Structural inequities and lack of resources put vulnerable refugee communities at great risk. Refugees flee their country of origin to escape persecution and flee from war, famine and torture. Resettled refugee communities become particularly vulnerable during times of crisis due to limited English proficiency and poor social determinants of health (SDOH), which create barriers to attaining and sustaining health and wellbeing for themselves and their families. The purpose of this case study was to evaluate SDOH among a refugee community in the Southeastern United States.

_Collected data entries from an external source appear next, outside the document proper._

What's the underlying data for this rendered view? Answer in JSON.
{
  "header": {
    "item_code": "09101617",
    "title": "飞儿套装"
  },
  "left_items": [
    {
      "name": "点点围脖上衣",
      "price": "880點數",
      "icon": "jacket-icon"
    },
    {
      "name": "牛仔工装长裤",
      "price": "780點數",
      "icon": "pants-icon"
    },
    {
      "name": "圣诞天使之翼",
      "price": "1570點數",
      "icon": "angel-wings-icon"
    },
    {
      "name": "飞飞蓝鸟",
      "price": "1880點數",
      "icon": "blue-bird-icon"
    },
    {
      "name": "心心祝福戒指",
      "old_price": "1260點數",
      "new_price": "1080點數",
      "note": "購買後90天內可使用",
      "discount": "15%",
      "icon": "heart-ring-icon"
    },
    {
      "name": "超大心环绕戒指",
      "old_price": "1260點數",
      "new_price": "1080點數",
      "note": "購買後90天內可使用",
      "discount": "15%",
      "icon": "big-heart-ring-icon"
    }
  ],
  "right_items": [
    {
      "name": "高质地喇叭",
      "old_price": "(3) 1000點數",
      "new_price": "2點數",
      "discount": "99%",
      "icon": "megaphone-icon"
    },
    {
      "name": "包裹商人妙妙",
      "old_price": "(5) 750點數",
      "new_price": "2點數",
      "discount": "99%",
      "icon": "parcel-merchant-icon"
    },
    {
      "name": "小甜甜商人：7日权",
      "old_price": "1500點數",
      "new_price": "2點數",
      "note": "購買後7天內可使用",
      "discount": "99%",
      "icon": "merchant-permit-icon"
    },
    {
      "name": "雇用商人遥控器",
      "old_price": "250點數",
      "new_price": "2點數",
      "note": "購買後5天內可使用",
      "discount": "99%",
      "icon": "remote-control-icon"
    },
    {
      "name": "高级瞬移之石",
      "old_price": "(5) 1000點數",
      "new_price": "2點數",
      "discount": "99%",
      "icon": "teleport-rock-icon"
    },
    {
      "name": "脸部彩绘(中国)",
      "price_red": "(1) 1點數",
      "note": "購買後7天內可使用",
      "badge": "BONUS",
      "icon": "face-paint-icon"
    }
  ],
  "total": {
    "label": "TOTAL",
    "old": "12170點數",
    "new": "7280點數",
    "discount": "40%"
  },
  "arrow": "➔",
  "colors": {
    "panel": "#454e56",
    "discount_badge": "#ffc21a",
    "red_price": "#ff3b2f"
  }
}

We surveyed the community twice during a 1-year period to assess various elements of SDOH. Among a primarily African and Southeast Asian refugee community, 76% reported difficulty paying for food, housing and healthcare during the first round of surveys. During the second round of surveys at the beginning of the Coronavirus pandemic, 70% reported lost income; 58% indicated concern about paying bills. There was little change during the 12-month study period, showing that SDOH are an enduring measure of poor health and wellbeing for this vulnerable refugee community.
The Relationship Between Refugee Health Status and Language, Literacy, and Time Spent in the United States
Iris Feinberg, PhD; Mary Helen O'Connor, PhD; Ashli Owen-Smith, PhD; Michelle Mavreles Ogrodnick, MPH; and Richard Rothenberg, MD.
There are 3 million refugees living in the United States today whose health and wellbeing may be diminished by not being able to understand and use health information. Little is known about these barriers to health in multiethnic refugee communities.
This present study examined (1) the relationship between English proficiency, health literacy, length of time in the US, and health status; and (2) differences in poor health status caused by limited English proficiency and low health literacy individually and in combination to better understand which barriers might be addressed by improving refugee health.